Vector form of centrepetal force

Question

We know the centripetal force $F_c$ had magnitude $m\omega^2r$. But let's try to write it in vector form.

First of all,since it is directed along the radius,the unit vector in radial direction in this case is $-\hat{\boldsymbol{r}}$. And since the magnitude is $m\omega^2r$,we finally get $$\vec{\mathrm{F_c}}=-\mathrm{m}\mathrm{\omega}^2\mathrm{r}\hat{\boldsymbol{r}}=-\mathrm{m}\frac{v^2}{r^2}\vec{\mathrm{r}}.$$

But this is not how it us done in the books. According to them,$$\vec{\mathrm{F_c}}=-\mathrm{m}\frac{v^2}{r^3}\vec{\mathrm{r}}.$$

I don't understand how they got it,the one i did seems to be completely fine to me. Could anyone tell me the mistake i made?

Answer 1

In times of doubt it is nice to have a simple example on which we can rely. Start with uniform circular motion: \begin{align} \vec r&=r(\cos(\omega t),\sin(\omega t))\\ \vec v&=r\omega(-\sin(\omega t),\cos(\omega t))\\ \vec a&=-r\omega^2(\cos(\omega t),\sin(\omega t)) \end{align} From the second formula we can derive $v=r\omega\implies\omega=\frac{v}r$. We can write the last formula as $\vec a=-\omega^2\vec r$. Combining these two gives \begin{align} \vec a&=-\frac{v^2}{r^2}\vec r\\ \vec F_C&=-\frac{mv^2}{r^2}\vec r \end{align}

Answer 2

The formula given in the book is obviously wrong, and the dimensions it-self are incorrect.

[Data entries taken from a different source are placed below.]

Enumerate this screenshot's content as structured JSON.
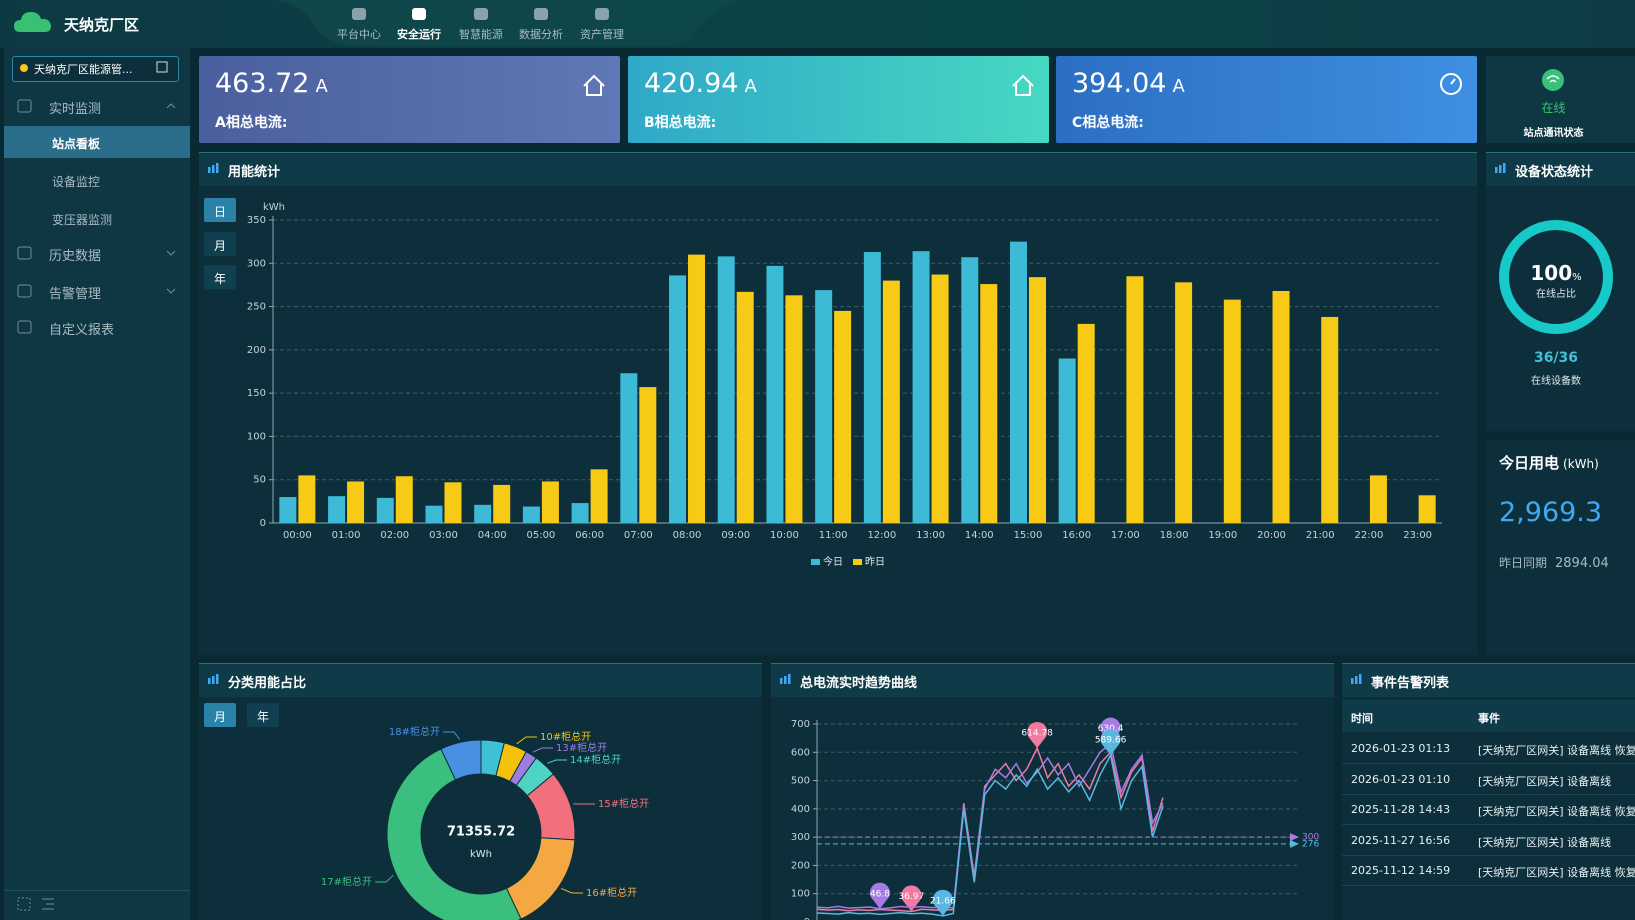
{
  "header": {
    "title": "天纳克厂区",
    "nav": [
      "平台中心",
      "安全运行",
      "智慧能源",
      "数据分析",
      "资产管理"
    ]
  },
  "sidebar": {
    "site": "天纳克厂区能源管...",
    "menu": [
      {
        "label": "实时监测",
        "children": [
          "站点看板",
          "设备监控",
          "变压器监测"
        ]
      },
      {
        "label": "历史数据"
      },
      {
        "label": "告警管理"
      },
      {
        "label": "自定义报表"
      }
    ]
  },
  "cards": [
    {
      "value": 463.72,
      "unit": "A",
      "label": "A相总电流:"
    },
    {
      "value": 420.94,
      "unit": "A",
      "label": "B相总电流:"
    },
    {
      "value": 394.04,
      "unit": "A",
      "label": "C相总电流:"
    }
  ],
  "status_card": {
    "status": "在线",
    "label": "站点通讯状态"
  },
  "device_status": {
    "title": "设备状态统计",
    "percent": 100,
    "unit": "%",
    "percent_label": "在线占比",
    "count": "36/36",
    "count_label": "在线设备数"
  },
  "today_energy": {
    "title": "今日用电",
    "unit": "(kWh)",
    "value": {
      "value": 2969.3,
      "label": "2,969.3"
    },
    "compare_label": "昨日同期",
    "compare_value": 2894.04
  },
  "chart_data": [
    {
      "type": "bar",
      "title": "用能统计",
      "periods": [
        "日",
        "月",
        "年"
      ],
      "y_unit": "kWh",
      "categories": [
        "00:00",
        "01:00",
        "02:00",
        "03:00",
        "04:00",
        "05:00",
        "06:00",
        "07:00",
        "08:00",
        "09:00",
        "10:00",
        "11:00",
        "12:00",
        "13:00",
        "14:00",
        "15:00",
        "16:00",
        "17:00",
        "18:00",
        "19:00",
        "20:00",
        "21:00",
        "22:00",
        "23:00"
      ],
      "series": [
        {
          "name": "今日",
          "color": "#3cbad6",
          "values": [
            30,
            31,
            29,
            20,
            21,
            19,
            23,
            173,
            286,
            308,
            297,
            269,
            313,
            314,
            307,
            325,
            190,
            null,
            null,
            null,
            null,
            null,
            null,
            null
          ]
        },
        {
          "name": "昨日",
          "color": "#f7ca16",
          "values": [
            55,
            48,
            54,
            47,
            44,
            48,
            62,
            157,
            310,
            267,
            263,
            245,
            280,
            287,
            276,
            284,
            230,
            285,
            278,
            258,
            268,
            238,
            55,
            32
          ]
        }
      ],
      "ylim": [
        0,
        350
      ],
      "yticks": [
        0,
        50,
        100,
        150,
        200,
        250,
        300,
        350
      ],
      "grid": true,
      "legend": "bottom"
    },
    {
      "type": "donut",
      "title": "分类用能占比",
      "periods": [
        "月",
        "年"
      ],
      "total": 71355.72,
      "unit": "kWh",
      "categories": [
        null,
        "10#柜总开",
        "13#柜总开",
        "14#柜总开",
        "15#柜总开",
        "16#柜总开",
        "17#柜总开",
        "18#柜总开"
      ],
      "values": [
        2854,
        2854,
        1427,
        2854,
        8563,
        12130,
        35678.72,
        4995
      ],
      "colors": [
        "#3ec1d3",
        "#f4c20d",
        "#9b7ee0",
        "#4fd3c4",
        "#f2707e",
        "#f5a842",
        "#3bbf7f",
        "#4a90e2"
      ]
    },
    {
      "type": "line",
      "title": "总电流实时趋势曲线",
      "ylim": [
        0,
        700
      ],
      "yticks": [
        0,
        100,
        200,
        300,
        400,
        500,
        600,
        700
      ],
      "grid": true,
      "series": [
        {
          "color": "#f07aa0",
          "values": [
            45,
            42,
            44,
            40,
            43,
            41,
            44,
            42,
            40,
            36.97,
            45,
            43,
            41,
            44,
            420,
            160,
            480,
            520,
            560,
            500,
            540,
            614.78,
            510,
            560,
            480,
            520,
            470,
            560,
            600,
            440,
            530,
            580,
            320,
            440
          ]
        },
        {
          "color": "#a67be6",
          "values": [
            52,
            50,
            55,
            49,
            51,
            53,
            46.8,
            50,
            55,
            52,
            54,
            51,
            53,
            50,
            410,
            150,
            470,
            540,
            510,
            560,
            490,
            530,
            580,
            520,
            560,
            480,
            540,
            600,
            630.4,
            460,
            540,
            590,
            350,
            420
          ]
        },
        {
          "color": "#5ab8e0",
          "values": [
            32,
            30,
            28,
            33,
            29,
            31,
            27,
            30,
            33,
            29,
            31,
            28,
            21.66,
            30,
            400,
            140,
            450,
            500,
            470,
            520,
            480,
            540,
            470,
            510,
            460,
            500,
            430,
            520,
            589.66,
            400,
            500,
            550,
            300,
            410
          ]
        }
      ],
      "mark_lines": [
        {
          "value": 300,
          "color": "#b07be0"
        },
        {
          "value": 276,
          "color": "#5ab8e0"
        }
      ]
    }
  ],
  "events": {
    "title": "事件告警列表",
    "columns": [
      "时间",
      "事件"
    ],
    "rows": [
      [
        "2026-01-23 01:13",
        "[天纳克厂区网关] 设备离线 恢复"
      ],
      [
        "2026-01-23 01:10",
        "[天纳克厂区网关] 设备离线"
      ],
      [
        "2025-11-28 14:43",
        "[天纳克厂区网关] 设备离线 恢复"
      ],
      [
        "2025-11-27 16:56",
        "[天纳克厂区网关] 设备离线"
      ],
      [
        "2025-11-12 14:59",
        "[天纳克厂区网关] 设备离线 恢复"
      ]
    ]
  }
}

You are not wrong, the book is.

Answer 3

The vector form is $$ \vec{F} = m \left( \vec{\omega} \times (\vec{\omega} \times \vec{r}) \right) \tag{1}$$

where $m$ is the mass of the object, $\vec{r}$ is the position of the center of mass relative to the axis of rotation, and $\vec{\omega}$ is rotational (orbital) velocity of the body.

This is derived from the velocity of the center of mass when rotating about a fixed axis

$$ \vec{v} = \vec{\omega} \times \vec{r} \tag{2}$$

where $\times$ is the vector cross product. In a rotating frame, the cross product provides the changes in a vector due to the rotation of the local directions.

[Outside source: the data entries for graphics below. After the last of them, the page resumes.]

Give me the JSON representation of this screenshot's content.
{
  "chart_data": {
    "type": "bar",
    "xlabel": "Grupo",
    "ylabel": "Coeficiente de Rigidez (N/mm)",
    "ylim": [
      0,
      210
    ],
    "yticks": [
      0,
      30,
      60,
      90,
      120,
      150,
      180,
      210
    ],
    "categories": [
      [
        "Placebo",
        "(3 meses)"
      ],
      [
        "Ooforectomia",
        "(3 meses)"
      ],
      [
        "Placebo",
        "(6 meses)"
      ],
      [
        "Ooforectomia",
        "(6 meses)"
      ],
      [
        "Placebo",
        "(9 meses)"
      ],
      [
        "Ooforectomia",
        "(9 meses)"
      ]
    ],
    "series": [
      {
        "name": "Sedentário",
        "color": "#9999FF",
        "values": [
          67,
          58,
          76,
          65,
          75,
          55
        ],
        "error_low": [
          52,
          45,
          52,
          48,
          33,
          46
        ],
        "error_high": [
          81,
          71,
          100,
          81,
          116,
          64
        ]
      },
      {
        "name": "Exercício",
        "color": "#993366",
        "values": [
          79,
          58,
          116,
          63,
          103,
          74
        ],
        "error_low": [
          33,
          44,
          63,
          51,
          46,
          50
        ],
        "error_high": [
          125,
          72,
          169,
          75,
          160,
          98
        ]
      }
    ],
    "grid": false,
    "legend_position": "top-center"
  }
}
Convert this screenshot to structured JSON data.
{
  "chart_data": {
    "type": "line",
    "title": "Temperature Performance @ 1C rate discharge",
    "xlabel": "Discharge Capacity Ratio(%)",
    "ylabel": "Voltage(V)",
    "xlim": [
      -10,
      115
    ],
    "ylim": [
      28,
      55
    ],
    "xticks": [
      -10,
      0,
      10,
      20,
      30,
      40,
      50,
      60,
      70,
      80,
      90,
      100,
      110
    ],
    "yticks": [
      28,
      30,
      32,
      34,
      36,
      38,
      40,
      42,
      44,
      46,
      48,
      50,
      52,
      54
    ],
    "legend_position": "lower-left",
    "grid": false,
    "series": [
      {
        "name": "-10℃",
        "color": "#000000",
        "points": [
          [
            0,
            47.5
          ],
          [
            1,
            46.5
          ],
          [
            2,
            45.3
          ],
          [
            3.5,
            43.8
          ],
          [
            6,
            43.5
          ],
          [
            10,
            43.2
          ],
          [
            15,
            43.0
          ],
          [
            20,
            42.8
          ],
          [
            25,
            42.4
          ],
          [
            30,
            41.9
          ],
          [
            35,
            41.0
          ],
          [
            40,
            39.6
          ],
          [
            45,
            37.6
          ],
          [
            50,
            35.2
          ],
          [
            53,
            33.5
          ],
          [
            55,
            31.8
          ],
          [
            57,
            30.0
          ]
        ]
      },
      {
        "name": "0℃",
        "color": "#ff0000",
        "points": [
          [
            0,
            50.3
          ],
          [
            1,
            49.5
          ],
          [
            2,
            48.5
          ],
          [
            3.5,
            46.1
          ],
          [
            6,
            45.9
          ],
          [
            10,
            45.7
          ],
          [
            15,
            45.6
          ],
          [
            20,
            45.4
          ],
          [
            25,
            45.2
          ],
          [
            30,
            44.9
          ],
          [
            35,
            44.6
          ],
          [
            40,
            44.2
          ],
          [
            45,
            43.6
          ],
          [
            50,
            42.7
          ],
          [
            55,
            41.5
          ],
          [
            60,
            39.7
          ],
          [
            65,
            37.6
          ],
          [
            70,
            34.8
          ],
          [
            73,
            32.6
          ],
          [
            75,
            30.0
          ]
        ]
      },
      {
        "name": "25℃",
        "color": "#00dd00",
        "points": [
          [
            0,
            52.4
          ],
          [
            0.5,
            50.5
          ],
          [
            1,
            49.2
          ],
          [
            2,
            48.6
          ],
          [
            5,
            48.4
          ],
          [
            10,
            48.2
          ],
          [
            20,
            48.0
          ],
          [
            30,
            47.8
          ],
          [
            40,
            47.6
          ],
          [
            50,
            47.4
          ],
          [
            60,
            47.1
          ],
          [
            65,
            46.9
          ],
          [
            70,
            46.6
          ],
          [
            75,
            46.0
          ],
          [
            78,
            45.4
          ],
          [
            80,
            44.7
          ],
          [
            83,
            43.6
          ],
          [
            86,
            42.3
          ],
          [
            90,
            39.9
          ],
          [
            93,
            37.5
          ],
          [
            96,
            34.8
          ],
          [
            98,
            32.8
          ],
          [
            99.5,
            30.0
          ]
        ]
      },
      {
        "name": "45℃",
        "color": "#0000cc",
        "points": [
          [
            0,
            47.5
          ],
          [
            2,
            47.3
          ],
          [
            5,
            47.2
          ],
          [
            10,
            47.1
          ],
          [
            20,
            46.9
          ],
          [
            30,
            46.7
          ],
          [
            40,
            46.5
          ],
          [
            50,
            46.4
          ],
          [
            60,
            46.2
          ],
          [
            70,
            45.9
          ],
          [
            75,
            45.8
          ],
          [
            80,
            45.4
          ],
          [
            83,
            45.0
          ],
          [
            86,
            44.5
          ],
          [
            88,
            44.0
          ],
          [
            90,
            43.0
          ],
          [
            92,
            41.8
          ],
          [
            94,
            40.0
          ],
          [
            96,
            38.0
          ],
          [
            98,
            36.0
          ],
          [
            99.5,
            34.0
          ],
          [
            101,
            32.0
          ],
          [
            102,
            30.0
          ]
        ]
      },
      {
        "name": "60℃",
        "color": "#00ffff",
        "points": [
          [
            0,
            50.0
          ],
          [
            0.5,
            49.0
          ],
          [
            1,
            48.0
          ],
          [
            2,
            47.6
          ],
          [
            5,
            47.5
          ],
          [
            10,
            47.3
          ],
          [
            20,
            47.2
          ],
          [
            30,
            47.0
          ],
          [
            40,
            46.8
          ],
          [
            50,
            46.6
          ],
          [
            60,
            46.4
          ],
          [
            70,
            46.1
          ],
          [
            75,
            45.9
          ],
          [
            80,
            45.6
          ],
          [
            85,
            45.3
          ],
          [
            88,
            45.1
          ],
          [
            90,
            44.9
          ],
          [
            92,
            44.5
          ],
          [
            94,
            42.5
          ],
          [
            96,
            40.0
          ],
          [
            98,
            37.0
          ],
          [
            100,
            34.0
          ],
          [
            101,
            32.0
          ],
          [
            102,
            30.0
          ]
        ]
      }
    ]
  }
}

Then the change in velocity (acceleration vector) which is derived from the time derivative of velocity is

$$ \vec{a} = \vec{\omega} \times \vec{v} = \vec{\omega} \times ( \vec{\omega} \times \vec{r}) \tag{3}$$

Finally, the force required to provide this acceleration is $\vec{F} = m \vec{a}$ and hence (1).

Answer 4

Here, $\hat{\mathbf{r}}$ is a unit vector in radial direction whereas, $\vec{\mathbf{r}}$ is a position vector.

Also, $\vec{\mathbf{r}} = |\vec{\mathbf{r}}|\hat{\mathbf{r}}$.

This implies, $\vec{F} = -\frac{mv^2}{r^3}\vec{\mathbf{r}} = -\frac{mv^2}{r^3}|\vec{\mathbf{r}}|\hat{\mathbf{r}} = -\frac{mv^2}{r^2}\hat{\mathbf{r}} $.

The mistake you did is change $\hat{\mathbf{r}}$ to $\vec{\mathbf{r}}$ in your first equation.